By Roelof Louw, Cloud Expert at T-Systems in South Africa
Many organisations are acknowledging the benefits of migrating to the cloud and are seeing their competitors either considering this option or having already made the move. For small medium enterprises (SMEs), the decision is easy as the path to migrate is less onerous and considerably less complex. However, larger organisations have additional considerations to factor in such as compliance issues, which require information to be stored within the country, and security concerns.
Further adding to the conundrum is the question of whether to outsource data centre facilities to a hosted provider, attempt to leverage the investment of an existing data centre, or invest in building a new, purpose-built data centre for cloud solutions. Addressing this data centre dilemma requires careful consideration of legalities, organisational requirements, and existing infrastructure, so that the most appropriate and cost-effective option can be selected for cloud solutions going forward.
In South Africa, the uptake of cloud solutions is generally slower than seen in America and Europe. However, following global trends, SMEs have been quicker to adopt cloud solutions, as a result of the fact that they are geared towards faster adoption and are subject to fewer restrictions from auditory and compliance bodies. Within larger corporates, they not only have security and compliance barriers to contend with but the data centre is also a significant consideration. Corporates need to make the decision on utilising existing data centre infrastructure or taking the hosted route, and this decision can impact the adoption of cloud services.
Many large organisations have already invested heavily into data centre infrastructure. However, when it comes to leveraging existing infrastructure for the purposes of cloud solutions, there are several challenges. This legacy investment and infrastructure was designed and built for a computing environment that is very different from the one necessary to support the cloud.
Data centre environments for the cloud often require very dense storage arrays, which existing centres may not have, and which also require more advanced cooling and heat dissipation as a result of increased density. Added to this is a growing awareness of the need for improved energy efficiency, both to meet global environmentally friendly requirements and to counter ever-increasing energy bills. Utilising an existing data centre for cloud purposes may require extensive and costly renovations and upgrades, so the benefit of leveraging this investment can be somewhat diluted by the need to cater to a high-density cloud environment. One option for organisations in this instance is to sell their data centre to a service provider, who can then upgrade it as necessary and offer hosted services out of the centre, improving cost-effectiveness of services.
Another option for organisations is to build their own, purpose-designed cloud-ready data centre. Although this may be a costly exercise, there are some applications where this expense is warranted, and the data centre will be able to leverage economies of scale to justify costs. For example, large multinational banking organisations with branches and offices all over the country are legally required to maintain their own data, and also have the scale to justify this cost. Building their own cloud data centre in this case is the optimal route to meet compliance, security and data centre needs.

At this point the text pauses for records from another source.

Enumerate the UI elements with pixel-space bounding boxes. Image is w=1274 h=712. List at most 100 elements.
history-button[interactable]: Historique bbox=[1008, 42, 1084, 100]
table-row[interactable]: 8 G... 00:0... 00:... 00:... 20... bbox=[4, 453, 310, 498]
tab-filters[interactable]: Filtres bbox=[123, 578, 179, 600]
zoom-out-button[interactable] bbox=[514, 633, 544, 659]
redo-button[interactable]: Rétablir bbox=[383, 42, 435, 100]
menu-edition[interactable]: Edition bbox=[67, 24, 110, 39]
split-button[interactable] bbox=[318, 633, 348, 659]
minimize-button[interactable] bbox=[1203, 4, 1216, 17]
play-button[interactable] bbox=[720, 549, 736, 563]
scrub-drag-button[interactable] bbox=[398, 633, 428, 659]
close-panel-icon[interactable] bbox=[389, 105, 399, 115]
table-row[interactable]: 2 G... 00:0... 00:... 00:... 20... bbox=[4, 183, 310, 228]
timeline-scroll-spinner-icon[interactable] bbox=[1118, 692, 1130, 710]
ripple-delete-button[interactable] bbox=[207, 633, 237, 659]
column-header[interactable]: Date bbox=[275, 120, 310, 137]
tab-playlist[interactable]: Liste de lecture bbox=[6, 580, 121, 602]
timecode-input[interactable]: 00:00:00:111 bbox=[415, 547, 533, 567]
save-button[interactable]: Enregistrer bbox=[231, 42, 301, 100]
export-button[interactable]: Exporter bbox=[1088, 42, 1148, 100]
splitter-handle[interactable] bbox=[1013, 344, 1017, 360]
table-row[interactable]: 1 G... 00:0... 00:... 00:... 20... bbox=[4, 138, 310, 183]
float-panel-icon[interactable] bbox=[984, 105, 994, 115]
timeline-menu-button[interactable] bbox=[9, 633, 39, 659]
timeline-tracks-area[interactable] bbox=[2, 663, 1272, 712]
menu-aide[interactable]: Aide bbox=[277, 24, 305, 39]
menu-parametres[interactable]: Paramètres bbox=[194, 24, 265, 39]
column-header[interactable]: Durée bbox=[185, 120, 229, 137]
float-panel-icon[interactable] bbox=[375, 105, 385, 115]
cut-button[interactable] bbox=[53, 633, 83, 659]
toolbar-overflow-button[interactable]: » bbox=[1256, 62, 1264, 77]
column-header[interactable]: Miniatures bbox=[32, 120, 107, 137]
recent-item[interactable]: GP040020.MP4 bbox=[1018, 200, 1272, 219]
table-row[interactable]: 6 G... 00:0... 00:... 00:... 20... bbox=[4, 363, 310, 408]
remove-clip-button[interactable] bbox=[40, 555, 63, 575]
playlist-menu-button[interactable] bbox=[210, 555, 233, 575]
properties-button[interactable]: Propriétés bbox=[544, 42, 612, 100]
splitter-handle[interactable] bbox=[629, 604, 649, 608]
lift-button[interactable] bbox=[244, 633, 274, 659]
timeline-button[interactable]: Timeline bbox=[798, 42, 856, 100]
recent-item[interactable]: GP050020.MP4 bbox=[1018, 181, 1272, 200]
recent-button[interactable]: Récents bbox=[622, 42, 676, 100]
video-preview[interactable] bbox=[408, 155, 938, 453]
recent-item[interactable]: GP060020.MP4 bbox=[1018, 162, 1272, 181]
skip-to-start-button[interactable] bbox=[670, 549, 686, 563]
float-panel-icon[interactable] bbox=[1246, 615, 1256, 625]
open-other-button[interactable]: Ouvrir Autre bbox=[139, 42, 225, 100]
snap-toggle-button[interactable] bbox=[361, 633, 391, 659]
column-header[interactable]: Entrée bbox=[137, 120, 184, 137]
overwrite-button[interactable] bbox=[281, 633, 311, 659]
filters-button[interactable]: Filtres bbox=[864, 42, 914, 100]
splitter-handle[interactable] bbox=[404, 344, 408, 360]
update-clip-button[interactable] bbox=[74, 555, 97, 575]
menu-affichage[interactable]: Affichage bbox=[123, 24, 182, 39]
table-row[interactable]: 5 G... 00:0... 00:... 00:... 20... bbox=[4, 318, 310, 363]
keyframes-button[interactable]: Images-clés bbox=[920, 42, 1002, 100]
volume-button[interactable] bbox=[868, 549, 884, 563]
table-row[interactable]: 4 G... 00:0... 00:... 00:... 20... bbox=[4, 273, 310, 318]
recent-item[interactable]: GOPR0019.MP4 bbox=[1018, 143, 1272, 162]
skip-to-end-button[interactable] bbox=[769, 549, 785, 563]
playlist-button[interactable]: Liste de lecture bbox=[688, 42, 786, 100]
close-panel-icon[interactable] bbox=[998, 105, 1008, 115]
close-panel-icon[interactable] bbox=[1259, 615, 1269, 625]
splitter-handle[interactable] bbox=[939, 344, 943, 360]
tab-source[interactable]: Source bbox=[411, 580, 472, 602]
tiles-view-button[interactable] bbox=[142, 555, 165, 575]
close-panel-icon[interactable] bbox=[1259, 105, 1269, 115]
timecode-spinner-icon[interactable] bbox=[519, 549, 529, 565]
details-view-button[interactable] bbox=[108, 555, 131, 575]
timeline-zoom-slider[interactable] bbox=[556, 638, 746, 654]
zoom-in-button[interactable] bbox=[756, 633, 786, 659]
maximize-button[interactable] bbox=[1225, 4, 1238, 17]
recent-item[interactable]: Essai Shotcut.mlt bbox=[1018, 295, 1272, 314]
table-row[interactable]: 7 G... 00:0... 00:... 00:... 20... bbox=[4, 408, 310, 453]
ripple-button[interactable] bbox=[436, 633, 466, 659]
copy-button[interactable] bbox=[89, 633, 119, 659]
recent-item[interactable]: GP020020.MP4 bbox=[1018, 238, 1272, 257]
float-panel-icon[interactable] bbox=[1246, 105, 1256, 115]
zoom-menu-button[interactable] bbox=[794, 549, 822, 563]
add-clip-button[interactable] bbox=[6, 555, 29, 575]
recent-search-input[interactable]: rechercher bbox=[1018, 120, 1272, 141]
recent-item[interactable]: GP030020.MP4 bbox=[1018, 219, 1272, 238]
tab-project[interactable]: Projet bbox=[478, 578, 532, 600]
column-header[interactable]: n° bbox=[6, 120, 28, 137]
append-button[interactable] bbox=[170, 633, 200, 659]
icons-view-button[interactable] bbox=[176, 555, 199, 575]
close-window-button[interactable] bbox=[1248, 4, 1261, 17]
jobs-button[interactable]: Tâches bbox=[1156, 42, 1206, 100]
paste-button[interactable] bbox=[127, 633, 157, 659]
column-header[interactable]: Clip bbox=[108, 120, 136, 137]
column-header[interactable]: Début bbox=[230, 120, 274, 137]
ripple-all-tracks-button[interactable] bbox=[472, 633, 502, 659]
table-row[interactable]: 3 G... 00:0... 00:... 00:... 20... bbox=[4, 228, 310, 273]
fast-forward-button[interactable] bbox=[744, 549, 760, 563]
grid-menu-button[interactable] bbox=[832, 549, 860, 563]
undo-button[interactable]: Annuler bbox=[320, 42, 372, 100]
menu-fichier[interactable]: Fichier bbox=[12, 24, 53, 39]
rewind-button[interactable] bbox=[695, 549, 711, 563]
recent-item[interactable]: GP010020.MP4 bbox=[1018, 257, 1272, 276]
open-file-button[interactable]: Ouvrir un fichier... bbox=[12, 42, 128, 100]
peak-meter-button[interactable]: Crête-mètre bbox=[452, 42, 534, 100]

However, for many businesses, building a cloud-ready data centre is not an expense that can be justified. As a result, moving to a hosted service provider data centre model is becoming a predominant trend in the market. Moving into service-based data centre solutions enables organisations to leverage the best-of-breed infrastructure and high-density arrays necessary for cloud solutions, without the capital expenditure of building their own data centre. Services are paid for on a monthly basis following a per-usage model, further improving cost efficiency. Technology is guaranteed to be kept up-to-date, and service levels are agreed and guaranteed up front. Data centre space is also highly flexible and scalable in the hosted environment, so organisations can scale their space up or down as required without the need to install additional infrastructure.
Service provider data centres also incorporate the latest in green, energy efficient technology, meeting sustainability and corporate responsibility objectives. From a legislation and compliance perspective, the service provider is also required to be certified and meet these criteria, so organisations can ensure that their data centre meets these needs too by using a hosted service. Hosted data centre providers offer this service as a core competency, which is often not the case for many corporates, thus leveraging a service provider’s environment can help to ensure better service levels and infrastructure to allow cloud services to run smoothly and effectively.
With cloud computing, the data centre is a critical component, and organisations need to select the optimal data centre solution to meet their needs. The business case for maintaining the data centre in-house needs to be carefully examined, and the cost of upgrading existing infrastructure weighed against the benefits. For many organisations, maintaining their own data centre for their cloud environment is simply not a cost effective exercise, or one in which they are skilled. For this reason, many corporates are turning to hosted or outsourced data centre solutions to support their cloud objectives.